Alex Hanna, director of research at the Distributed AI Research Institute and author of “The AI Con”: “[Tech companies have] gone from promising to be carbon neutral to really just blowing their goals out of the water. And this is uniquely due to AI and generative AI in particular.”
4. In Ohio, Climate Change Brings New Weather Patterns — And Higher Costs
As the energy system sees increasing strain, the state government tries to respond.
Ohio is seeing climate change reach people’s front doors (literally), with flooding and severe storms wreaking havoc on communities where such events were once rare. New energy legislation could help the state transition to clean energy at a critical juncture in the climate crisis.

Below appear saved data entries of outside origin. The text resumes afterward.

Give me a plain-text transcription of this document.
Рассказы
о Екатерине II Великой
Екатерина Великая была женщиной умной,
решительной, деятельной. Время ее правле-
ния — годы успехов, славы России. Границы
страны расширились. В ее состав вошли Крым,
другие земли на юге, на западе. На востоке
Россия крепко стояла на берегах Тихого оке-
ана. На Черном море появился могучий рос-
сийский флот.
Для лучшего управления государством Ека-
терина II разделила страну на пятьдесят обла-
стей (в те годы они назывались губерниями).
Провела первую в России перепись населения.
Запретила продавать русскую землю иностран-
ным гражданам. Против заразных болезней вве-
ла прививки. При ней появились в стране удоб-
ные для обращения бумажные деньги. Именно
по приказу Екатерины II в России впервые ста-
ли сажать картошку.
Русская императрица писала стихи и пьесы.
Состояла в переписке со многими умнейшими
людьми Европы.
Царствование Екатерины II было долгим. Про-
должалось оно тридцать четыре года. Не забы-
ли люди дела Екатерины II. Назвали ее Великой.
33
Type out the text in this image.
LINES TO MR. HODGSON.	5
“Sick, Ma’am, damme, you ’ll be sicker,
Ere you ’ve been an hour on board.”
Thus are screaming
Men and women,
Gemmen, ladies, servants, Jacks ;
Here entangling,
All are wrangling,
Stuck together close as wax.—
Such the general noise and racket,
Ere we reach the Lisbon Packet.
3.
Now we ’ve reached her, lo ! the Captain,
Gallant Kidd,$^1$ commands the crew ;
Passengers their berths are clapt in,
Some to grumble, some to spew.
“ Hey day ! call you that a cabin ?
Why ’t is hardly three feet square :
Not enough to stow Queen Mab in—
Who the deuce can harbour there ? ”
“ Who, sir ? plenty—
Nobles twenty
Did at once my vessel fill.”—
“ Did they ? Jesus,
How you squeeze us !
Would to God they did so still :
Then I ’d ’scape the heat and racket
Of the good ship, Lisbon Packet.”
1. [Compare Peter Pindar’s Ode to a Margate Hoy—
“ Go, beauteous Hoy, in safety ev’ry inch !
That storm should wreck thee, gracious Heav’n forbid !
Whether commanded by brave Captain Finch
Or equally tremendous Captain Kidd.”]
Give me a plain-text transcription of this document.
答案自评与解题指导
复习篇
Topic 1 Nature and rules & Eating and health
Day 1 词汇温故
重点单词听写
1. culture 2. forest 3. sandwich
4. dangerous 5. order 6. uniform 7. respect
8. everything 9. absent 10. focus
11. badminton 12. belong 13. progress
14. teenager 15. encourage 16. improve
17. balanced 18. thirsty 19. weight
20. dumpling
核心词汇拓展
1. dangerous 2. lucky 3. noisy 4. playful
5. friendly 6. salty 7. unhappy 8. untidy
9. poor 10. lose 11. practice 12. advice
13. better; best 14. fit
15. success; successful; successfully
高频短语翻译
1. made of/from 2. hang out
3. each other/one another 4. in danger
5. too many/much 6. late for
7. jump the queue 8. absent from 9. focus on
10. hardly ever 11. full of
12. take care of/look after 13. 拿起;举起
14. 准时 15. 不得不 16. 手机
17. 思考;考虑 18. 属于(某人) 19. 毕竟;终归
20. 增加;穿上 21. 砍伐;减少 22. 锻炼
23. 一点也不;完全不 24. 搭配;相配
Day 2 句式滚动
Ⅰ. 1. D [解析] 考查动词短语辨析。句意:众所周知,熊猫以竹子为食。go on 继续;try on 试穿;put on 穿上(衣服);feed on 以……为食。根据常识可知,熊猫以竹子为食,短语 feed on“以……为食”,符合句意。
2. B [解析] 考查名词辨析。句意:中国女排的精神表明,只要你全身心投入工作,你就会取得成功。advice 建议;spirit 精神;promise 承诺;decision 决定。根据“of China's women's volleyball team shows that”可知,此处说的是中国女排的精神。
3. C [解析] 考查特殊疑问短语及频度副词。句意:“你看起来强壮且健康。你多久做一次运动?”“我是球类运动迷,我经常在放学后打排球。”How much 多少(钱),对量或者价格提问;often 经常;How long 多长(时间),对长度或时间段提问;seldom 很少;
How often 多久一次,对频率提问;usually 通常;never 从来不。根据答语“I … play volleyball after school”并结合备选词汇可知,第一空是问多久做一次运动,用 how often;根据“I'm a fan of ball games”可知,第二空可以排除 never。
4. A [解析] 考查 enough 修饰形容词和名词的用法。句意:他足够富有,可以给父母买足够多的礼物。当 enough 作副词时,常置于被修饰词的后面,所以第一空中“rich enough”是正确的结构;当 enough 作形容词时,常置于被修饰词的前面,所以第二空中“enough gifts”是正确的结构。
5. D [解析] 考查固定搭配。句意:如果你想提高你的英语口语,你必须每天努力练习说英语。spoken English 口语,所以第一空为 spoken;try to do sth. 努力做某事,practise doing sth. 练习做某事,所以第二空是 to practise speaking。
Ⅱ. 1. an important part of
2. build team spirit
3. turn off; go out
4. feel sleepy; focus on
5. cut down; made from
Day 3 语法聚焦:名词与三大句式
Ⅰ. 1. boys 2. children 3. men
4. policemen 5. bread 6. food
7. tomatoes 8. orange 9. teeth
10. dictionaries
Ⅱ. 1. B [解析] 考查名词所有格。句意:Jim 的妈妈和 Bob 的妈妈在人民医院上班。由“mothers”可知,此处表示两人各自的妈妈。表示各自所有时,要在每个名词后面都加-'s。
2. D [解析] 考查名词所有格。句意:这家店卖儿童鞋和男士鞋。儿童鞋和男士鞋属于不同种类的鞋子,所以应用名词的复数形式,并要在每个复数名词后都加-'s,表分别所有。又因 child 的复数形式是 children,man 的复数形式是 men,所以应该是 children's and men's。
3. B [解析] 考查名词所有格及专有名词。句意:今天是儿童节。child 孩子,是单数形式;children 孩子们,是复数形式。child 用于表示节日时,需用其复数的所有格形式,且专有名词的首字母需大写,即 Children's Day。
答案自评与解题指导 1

Ohio just enacted House Bill 15, a sweeping energy overhaul that streamlines permitting and fast-tracks solar development on brownfields, while ending the highly-problematic OVEC coal bailout fund born from the HB 6 corruption scandal. While imperfect, these positive developments will boost clean energy, and bring community benefits, in a state where coal has long dominated the energy market.
Nolan Rutschilling, Ohio Environmental Council (OEC) Action Fund’s Managing Director of Energy Policy: “Today, we earned a significant victory for clean air, utility accountability, and Ohioans concerned with rising electric bills. This legislation is imperfect, but it is an energy policy win for everyday Ohioans, not Fortune 500 utility companies and their CEOs.”
5. The Regulatory Assault Shifts to the States
The far right is bringing “judicial deference” to your backyard.
It wasn’t enough for right-wing activists to throw federal agencies into chaos after 2024’s Supreme Court ruling in Loper Bright. The battle to eliminate regulation is now moving to statehouses, as lawmakers and the right-wing extremists who fund them push a “judicial deference” campaign at the state level to make it easier for corporations to challenge and dismantle state regulatory efforts. Everything from workplace safety to pollution controls to climate policy regulations at risk.
We’ve seen this playbook before, even before Loper Bright. Groups like ALEC have long used model legislation to push anti-ESG laws — which we have tracked extensively for three years — giving fossil fuels preferential treatment. Now, the same bad actors have broadened their assault on democracy, economics, and public health. Those state legislators who haven’t been captured by corporate interests and right-wing culture warriors need to stand strong and protect their communities, environment, and economies.
Devon Ombres, senior director for courts and legal policy at the Center for American Progress: “This is giving massive handouts to corporate interests who don’t want to be regulated and who are maximizing profit over the well-being of the community that they’re in.”